Professional Associations and Collections
Ōuchi joined the Independent Artist's Association in 1957 and, in the same year, had is first solo show held at the Japan Club in New York.  He was a member of the Japan Print Association  (Hanga Kyōkai), twice served as its secretary-general and in 1968 won their Yamamoto Kanae Prize.  He was a frequent exhibitor at the College Women's Association of Japan annual print show.  He exhibited at a number of international print exhibitions including the Shell Art Prize Exhibition in 1962, 64 and 68; the International Print Biennale (Switzerland) in 1970 and from 1979 to 1986 the Ibiza International Print Biennial, Spain.
 
His work is in the collections of the  Art Gallery of New South Wales; British Museum; Brooklyn Museum, Fine Arts Museums of San Francisco; Los Angeles County Museum of Art; The National Museum of Art, Osaka; University of Sydney, Australia, among others.

1 44 Modern Japanese Print Artists, Gaston Petit, Kodansha International Ltd., 1973, Vol. 2, p. 96.
2 Ibid.
3 Merritt in Guide to Modern Japanese Woodblock Prints references
Ōuchi's use of woodblock-printed color, but I have found no other corroboration for this.
4 Collecting Modern Japanese Prints, Then and Now, Mary and Norman Tolman, Charles E. Tuttle Company, 1994, p. 55.

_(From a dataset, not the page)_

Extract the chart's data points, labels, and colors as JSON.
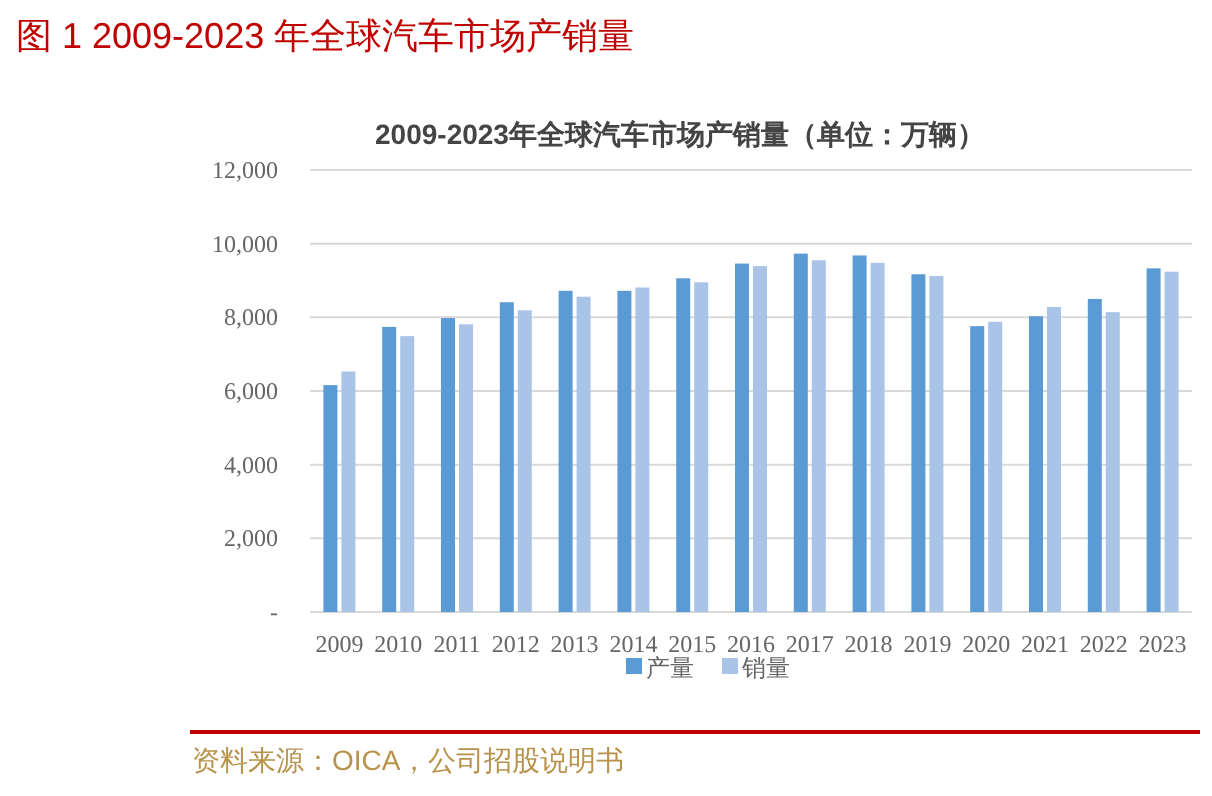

5 Japanese Prints Today: Tradition with Innovation, Margaret K. Johnson, Dale K. Hilton, Shufunotomo Co., Ltd., 1980, p. 51.
6 44 Modern Japanese Print Artists, Petit, p. 97.
7 Op. cit,, Japanese Prints Today, p. 52.
8 People Who Make Japanese Prints, A Personal Glimpse, Mary S. and Norman H. Tolman, Sobunsha, 1982, p. 116.
9 Op. cit., Collecting Modern Japanese Prints, p. 55.